L’État de Goa est allé encore plus loin : il a fermé ses frontières, mais également tous les commerces, y compris ceux de première nécessité, pendant une semaine. Les forces paramilitaires ont même été mobilisées.
« Rapidement, nous n’avions plus rien à manger », explique à MEE la Libanaise de 28 ans. Après plusieurs jours, un intermédiaire de l’ambassade du Liban les met en contact avec un ressortissant indien qui les escorte dans un petit hôtel. Au bas de l’établissement, une émeute se déclenche.
« Des personnes nous traitaient de corona et hurlaient pour que le propriétaire de l’hôtel nous mette dehors », rapporte Abir. Sur les plages de rêve du minuscule État, les touristes sont accusés d’avoir importé le virus.
« Depuis, il est très difficile de sortir. L’ambassade nous donne peu d’informations », se désespère la jeune femme.
Les vols de rapatriement, organisés par la compagnie aérienne libanaise Middle East Airlines (MEA), possédée à 99 % par la Banque centrale libanaise, seront entièrement aux frais des Libanais. La compagnie a cependant annoncé que les prix seraient réduits de 50 % pour « les étudiants qui ne peuvent pas payer le plein tarif ».
En classe économique, les billets varient de 650 dollars depuis Riyad à 1 800 dollars depuis Abidjan – soit trois à quatre fois les tarifs habituels.
Des étudiants précarisés
Le retour de certains Libanais se fait d’autant plus urgent que les restrictions bancaires se sont durcies de jour en jour dans le pays – plongeant des centaines d’étudiants à l’étranger, désormais à court de liquidités en dollars, dans de grandes difficultés. En six mois, l’économie libanaise, déjà en mauvais état, s’est totalement effondrée.
« […] j’ai fini par appeler l’ambassade car je n’avais plus assez d’argent pour manger »
- Hashem, étudiant libanais en Angleterre
« Mes parents ne peuvent plus effectuer de transferts bancaires depuis le Liban. J’ai dû quitter mon appartement, je ne peux plus payer mon dernier trimestre à l’université, j’ai fini par appeler l’ambassade car je n’avais plus assez d’argent pour manger », raconte Hashem*, un étudiant en génie civil dans la banlieue de Londres.
Le 30 mars, l’ambassade libanaise au Royaume-Uni a lancé l’initiative « Let’s Stand Together » pour venir à l’aide des étudiants démunis, en association avec la British Lebanese association (LBA) et LIFE (Lebanese International Finance Executives), une plateforme d’entraide entre financiers libanais.
D’autres capitales ont pris par la suite des initiatives identiques, comme à Paris, où l’ambassade du Liban a lancé une plateforme financière pour les étudiants en situation de précarité, en partenariat avec la Chambre de commerce franco-libanaise.
« Certains étudiants comptaient sur les vacances de Pâques au Liban pour ramener du cash avec eux.
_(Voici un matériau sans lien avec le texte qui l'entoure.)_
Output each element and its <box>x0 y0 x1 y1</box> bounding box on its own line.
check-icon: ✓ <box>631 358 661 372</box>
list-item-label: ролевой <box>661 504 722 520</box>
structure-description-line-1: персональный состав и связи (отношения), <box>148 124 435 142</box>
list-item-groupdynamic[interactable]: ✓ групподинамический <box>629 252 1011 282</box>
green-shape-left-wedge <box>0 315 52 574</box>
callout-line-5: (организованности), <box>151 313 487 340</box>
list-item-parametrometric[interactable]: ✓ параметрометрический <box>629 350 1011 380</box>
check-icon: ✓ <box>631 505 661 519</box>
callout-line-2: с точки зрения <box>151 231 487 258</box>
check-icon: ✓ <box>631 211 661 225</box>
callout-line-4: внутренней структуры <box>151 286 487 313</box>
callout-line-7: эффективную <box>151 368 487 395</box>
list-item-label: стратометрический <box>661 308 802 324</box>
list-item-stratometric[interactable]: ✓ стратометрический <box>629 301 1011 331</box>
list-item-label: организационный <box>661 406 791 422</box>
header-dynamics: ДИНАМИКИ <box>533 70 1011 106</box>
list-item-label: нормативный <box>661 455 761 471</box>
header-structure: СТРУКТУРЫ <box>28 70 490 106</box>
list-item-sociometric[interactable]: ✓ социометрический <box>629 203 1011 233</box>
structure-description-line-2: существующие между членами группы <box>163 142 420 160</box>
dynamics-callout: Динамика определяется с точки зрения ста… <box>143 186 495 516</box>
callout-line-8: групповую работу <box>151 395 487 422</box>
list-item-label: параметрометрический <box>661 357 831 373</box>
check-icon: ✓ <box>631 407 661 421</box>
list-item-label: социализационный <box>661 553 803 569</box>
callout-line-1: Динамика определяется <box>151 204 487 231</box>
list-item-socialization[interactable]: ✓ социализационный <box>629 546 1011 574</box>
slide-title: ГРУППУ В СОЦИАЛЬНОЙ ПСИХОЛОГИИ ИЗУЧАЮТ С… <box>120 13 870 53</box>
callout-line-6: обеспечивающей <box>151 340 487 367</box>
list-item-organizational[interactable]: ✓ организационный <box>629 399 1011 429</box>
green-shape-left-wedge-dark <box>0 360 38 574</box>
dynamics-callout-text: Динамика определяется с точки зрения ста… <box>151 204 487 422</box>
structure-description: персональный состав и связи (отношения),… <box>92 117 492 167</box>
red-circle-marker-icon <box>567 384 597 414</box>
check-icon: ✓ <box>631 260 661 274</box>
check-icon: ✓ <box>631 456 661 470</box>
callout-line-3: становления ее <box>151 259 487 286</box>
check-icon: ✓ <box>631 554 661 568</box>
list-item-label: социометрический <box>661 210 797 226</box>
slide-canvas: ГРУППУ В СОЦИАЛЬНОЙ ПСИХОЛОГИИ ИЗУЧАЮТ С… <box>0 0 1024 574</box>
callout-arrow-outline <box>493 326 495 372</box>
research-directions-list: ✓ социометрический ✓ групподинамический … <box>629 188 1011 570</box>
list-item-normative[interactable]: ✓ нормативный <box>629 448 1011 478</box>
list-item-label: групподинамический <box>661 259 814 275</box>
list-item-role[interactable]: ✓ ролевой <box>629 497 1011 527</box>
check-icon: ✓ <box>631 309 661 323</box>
Beaucoup arrivaient encore à survivre grâce à des petits boulots en dehors de l’université, mais tout s’est brusquement arrêté avec le COVID-19 », affirme Nader Noueiri, représentant de LIFE au sein de l’initiative tripartite.
Environ 80 étudiants ont déjà reçu en moyenne 300 livres sterling (370 dollars) – davantage pour certains étudiants – afin de payer frais de scolarité, logement ou nourriture. De quoi attendre leur retour indéterminé au Liban.
* Les personnes interrogées n’ont pas souhaité communiquer leur nom de famille.